First Neighbor. They find it out! They're all drunk! Besides, they are chiefly after her dowry. Just think what they give with the girl! Two furs, my dear, six dresses, a French shawl, and I don't know how many pieces of linen, and money as well,—two hundred roubles, it's said!

Second Neighbor. That's all very well, but even money can't give much pleasure in the face of such a disgrace.

First Neighbor. Hush!... There's his father, I think.

[They cease talking and go into the hut.

[The SUITOR'S FATHER comes out of the hut hiccoughing.

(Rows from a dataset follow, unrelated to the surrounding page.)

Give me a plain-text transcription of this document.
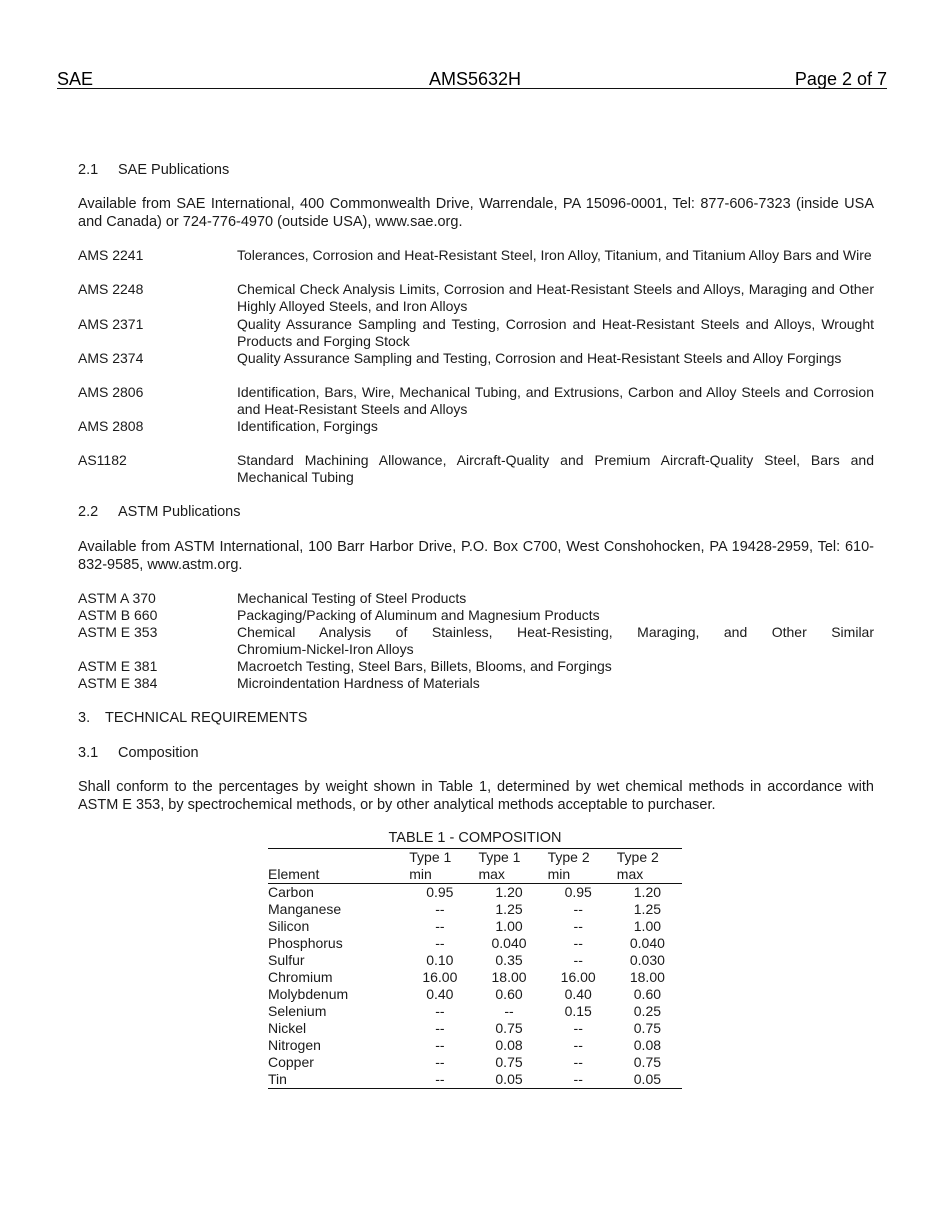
SAE	AMS5632H	Page 2 of 7
2.1 SAE Publications
Available from SAE International, 400 Commonwealth Drive, Warrendale, PA 15096-0001, Tel: 877-606-7323 (inside USA and Canada) or 724-776-4970 (outside USA), www.sae.org.
AMS 2241	Tolerances, Corrosion and Heat-Resistant Steel, Iron Alloy, Titanium, and Titanium Alloy Bars and Wire
AMS 2248	Chemical Check Analysis Limits, Corrosion and Heat-Resistant Steels and Alloys, Maraging and Other Highly Alloyed Steels, and Iron Alloys
AMS 2371	Quality Assurance Sampling and Testing, Corrosion and Heat-Resistant Steels and Alloys, Wrought Products and Forging Stock
AMS 2374	Quality Assurance Sampling and Testing, Corrosion and Heat-Resistant Steels and Alloy Forgings
AMS 2806	Identification, Bars, Wire, Mechanical Tubing, and Extrusions, Carbon and Alloy Steels and Corrosion and Heat-Resistant Steels and Alloys
AMS 2808	Identification, Forgings
AS1182	Standard Machining Allowance, Aircraft-Quality and Premium Aircraft-Quality Steel, Bars and Mechanical Tubing
2.2 ASTM Publications
Available from ASTM International, 100 Barr Harbor Drive, P.O. Box C700, West Conshohocken, PA 19428-2959, Tel: 610-832-9585, www.astm.org.
ASTM A 370	Mechanical Testing of Steel Products
ASTM B 660	Packaging/Packing of Aluminum and Magnesium Products
ASTM E 353	Chemical Analysis of Stainless, Heat-Resisting, Maraging, and Other Similar
Chromium-Nickel-Iron Alloys
ASTM E 381	Macroetch Testing, Steel Bars, Billets, Blooms, and Forgings
ASTM E 384	Microindentation Hardness of Materials
3. TECHNICAL REQUIREMENTS
3.1 Composition
Shall conform to the percentages by weight shown in Table 1, determined by wet chemical methods in accordance with ASTM E 353, by spectrochemical methods, or by other analytical methods acceptable to purchaser.
TABLE 1 - COMPOSITION
	Type 1	Type 1	Type 2	Type 2
Element	min	max	min	max
Carbon	0.95	1.20	0.95	1.20
Manganese	--	1.25	--	1.25
Silicon	--	1.00	--	1.00
Phosphorus	--	0.040	--	0.040
Sulfur	0.10	0.35	--	0.030
Chromium	16.00	18.00	16.00	18.00
Molybdenum	0.40	0.60	0.40	0.60
Selenium	--	--	0.15	0.25
Nickel	--	0.75	--	0.75
Nitrogen	--	0.08	--	0.08
Copper	--	0.75	--	0.75
Tin	--	0.05	--	0.05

The Father. Oh, I'm all in a sweat. It's awfully hot! Will just cool myself a bit. (Stands puffing.) The Lord only knows what—something is not right. I can't feel happy.—Well, it's the old woman's affair.

[Enter MATRYÓNA from hut.

Matryóna. And I was just thinking, where's the father? Where's the father? And here you are, dear friend.... Well, dear friend, the Lord be thanked! Everything is as honorable as can be! When one's arranging a match one should not boast. And I have never learnt to boast. But as you've come about the right business, so with the Lord's help, you'll be grateful to me all your life! She's a wonderful girl! There's no other like her in all the district!

The Father. That's true enough, but how about the money?

Matryóna. Don't you trouble about the money! All she had from her father goes with her. And it's more than one gets easily, as things are nowadays. Three times fifty roubles!